大学病院ではないのですが、整形入院中、部長回診が週1でPTまで従えて、おそろしい数の大名行列、そのときまえもって婦長さんがカルテもってくるんです。わたしだけファイルが分厚くあきらかに他の患者と違う。そしてささっと中身を見るのが得意でした。読めない汚い字がステイタスではないかと思うくらいの字、中にはきれいな文字
をかく先生そしてドイツ語みたいなのもあり、明るくなってきたようだ・・・とか、小生の精神状態まで記載がありました。電子カルテは過去のレントゲンだの、MRIだのぜんぶみれていいですがアクシデントがあったらたいへんです。併用している病院もありました。某小池百合子さんの病院、30年以上前の紙カルテ、障害年金で厚生年金時代に初診がほしく、そういえばUCGやったなあと医事課に電話したら、のこっていますよといわれ、全部別コンピューターにスキャンして開示申請。いったい1000床クラスの患者カルテ、だれがスキャンしたんだろう!たすかった!!!ということがありました。

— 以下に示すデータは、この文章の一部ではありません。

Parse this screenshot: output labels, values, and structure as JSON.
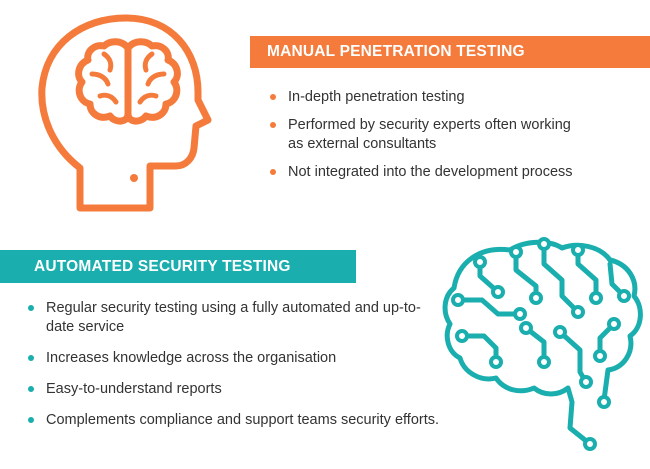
{
  "colors": {
    "orange": "#f47b3b",
    "teal": "#1aaeae",
    "text": "#333333"
  },
  "icons": {
    "head": "human-head-with-brain-icon",
    "circuit": "circuit-brain-icon"
  },
  "manual": {
    "title": "MANUAL PENETRATION TESTING",
    "items": [
      "In-depth penetration testing",
      "Performed by security experts often working as external consultants",
      "Not integrated into the development process"
    ]
  },
  "automated": {
    "title": "AUTOMATED SECURITY TESTING",
    "items": [
      "Regular security testing using a fully automated and up-to-date service",
      "Increases knowledge across the organisation",
      "Easy-to-understand reports",
      "Complements compliance and support teams  security efforts."
    ]
  }
}
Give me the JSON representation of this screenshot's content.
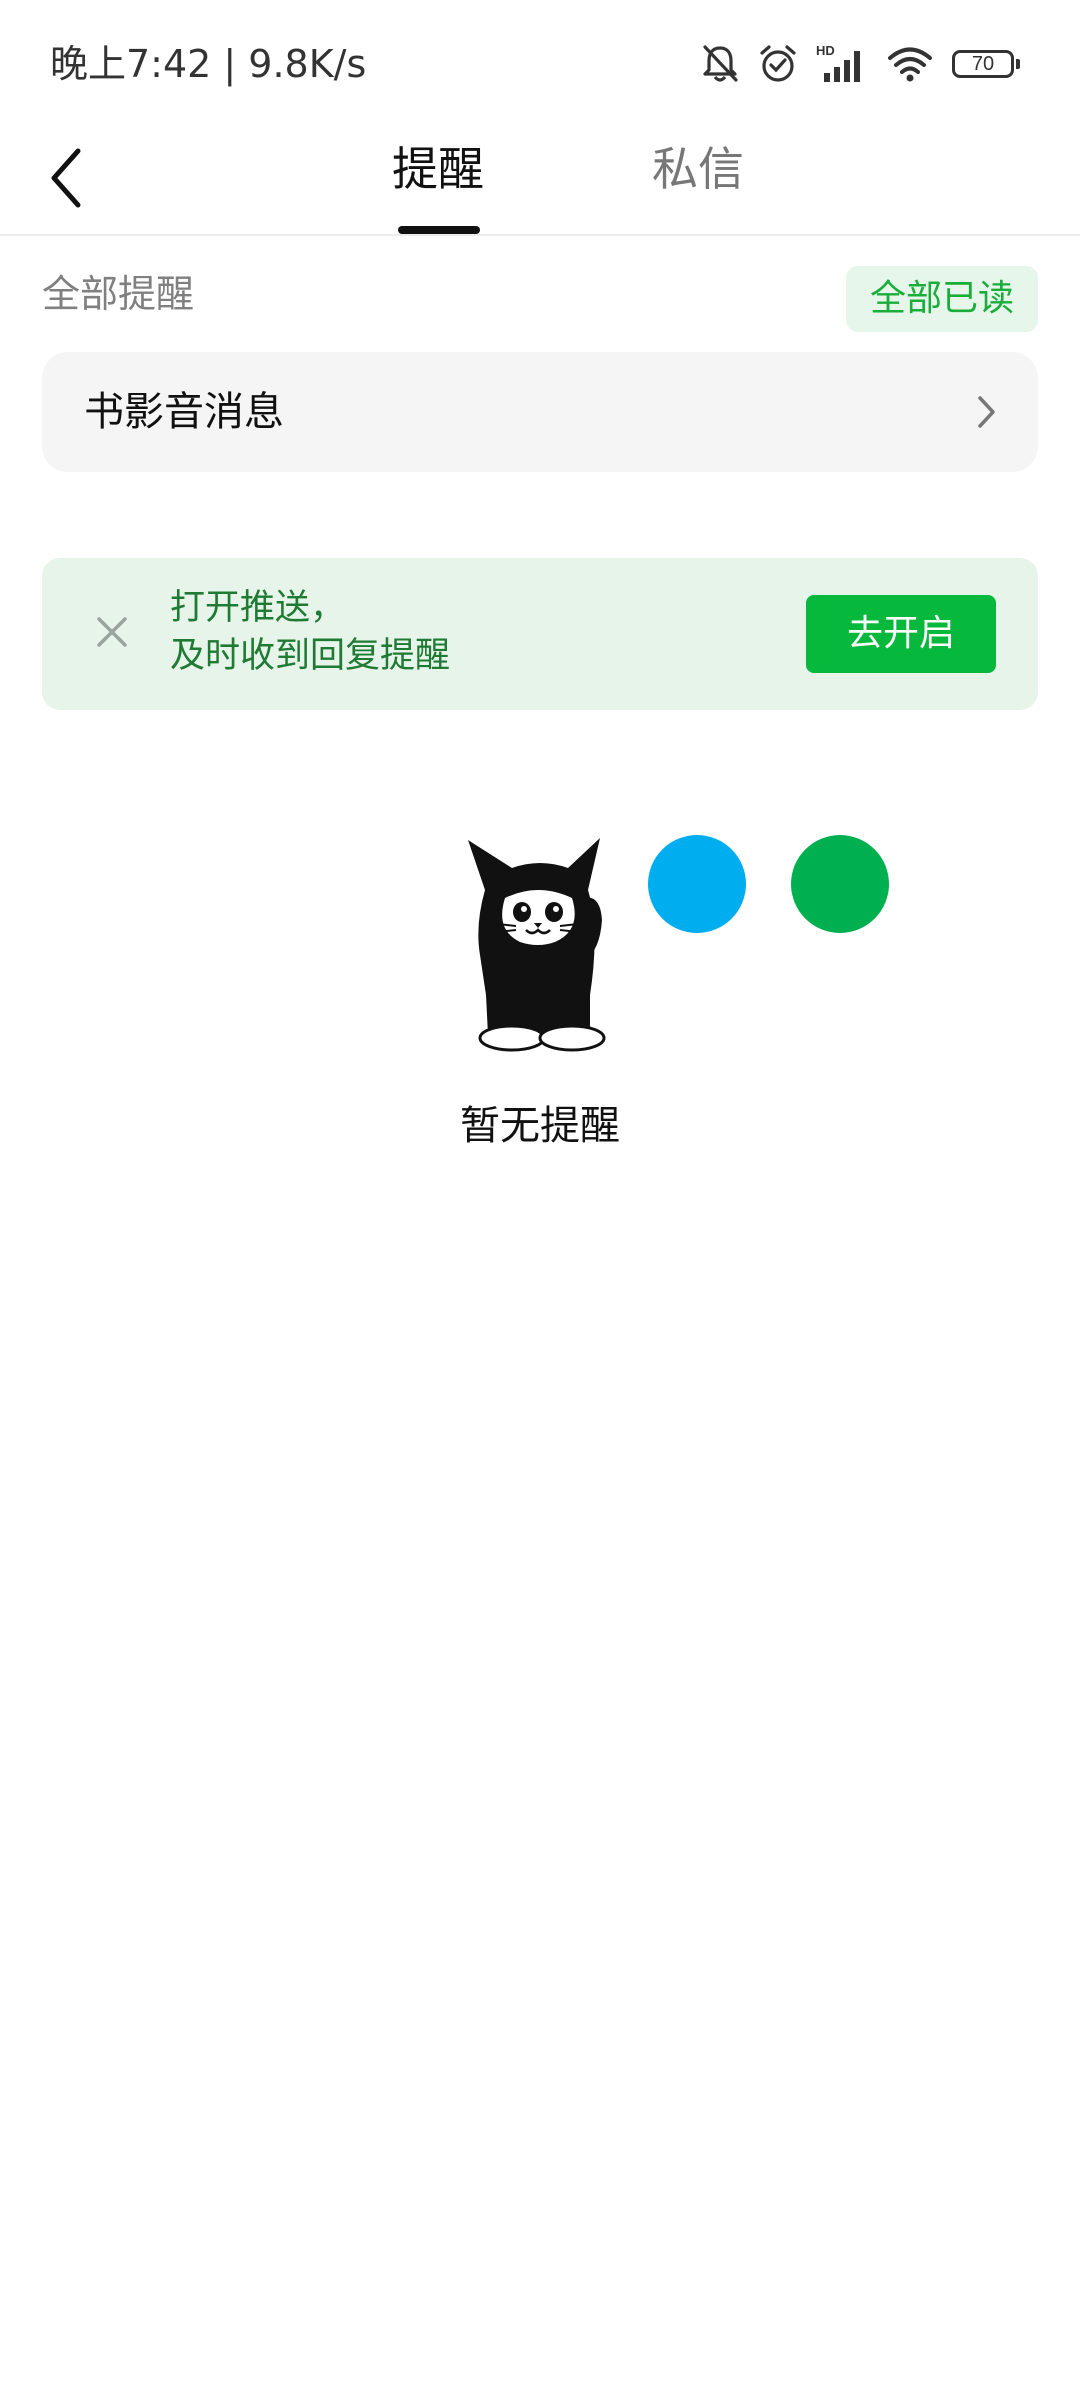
{
  "status_bar": {
    "time_text": "晚上7:42 | 9.8K/s",
    "battery_level": "70",
    "icons": [
      "bell-muted-icon",
      "alarm-icon",
      "hd-signal-icon",
      "wifi-icon",
      "battery-icon"
    ]
  },
  "nav": {
    "back_icon": "chevron-left-icon",
    "tabs": [
      {
        "label": "提醒",
        "active": true
      },
      {
        "label": "私信",
        "active": false
      }
    ]
  },
  "section": {
    "title": "全部提醒",
    "mark_all_read_label": "全部已读"
  },
  "category": {
    "label": "书影音消息",
    "icon": "chevron-right-icon"
  },
  "push_banner": {
    "line1": "打开推送，",
    "line2": "及时收到回复提醒",
    "button_label": "去开启",
    "close_icon": "close-icon"
  },
  "empty_state": {
    "illustration": "cat-mascot-icon",
    "text": "暂无提醒",
    "dot_colors": [
      "#00aef0",
      "#00b050"
    ]
  },
  "colors": {
    "accent_green": "#06b83b",
    "mark_read_text": "#1aad3a",
    "banner_bg": "#e7f4ea",
    "banner_text": "#1f7a34",
    "row_bg": "#f5f5f5"
  }
}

ひでほさん>>そんなに古いのが、よく残っていましたね(;^ω^)
サーバーの容量にもよるのでしょうが、電子化が進むと今後は記録しやすくなるのでしょう。
こんにちは。
訪問&niceありがとうございました。
私は介護士で、介護記録はカルテにあたるものだと思いますが、記録媒体が紙である所でしか働いたことがありません。
紙は、字を丁寧に書かないといけないし、書くのも時間がかかるし、誤字は訂正印が必要だし、何より場所を取る。
パソコンでカタカタと記録する電子媒体にあこがれます…。
goroさん>>
コメントありがとうございます。
ボクは紙と電子と両方経験があります。
慣れると電子カルテの方が、断然便利です。
ただ、使ってみて分かったのは、
どのメーカーの電子カルテを使うかです。
しょぼい電子カルテを選んでしまうと最悪です。
使いにくいし、スタッフが楽になりません。
コンピューターは人を楽にさせてあげるために誕生しているので、
どの電子カルテにするか?はよく考えて採用してもらいたいですね。
これは、会社のお偉いさんに言いたいことです。
でもお偉いさんって、コンピューターに詳しくない人が多いから、選ぶのを失敗することがあります。
そうなるとスタッフは最悪です。
いい電子カルテに会えると本当にいいですよ。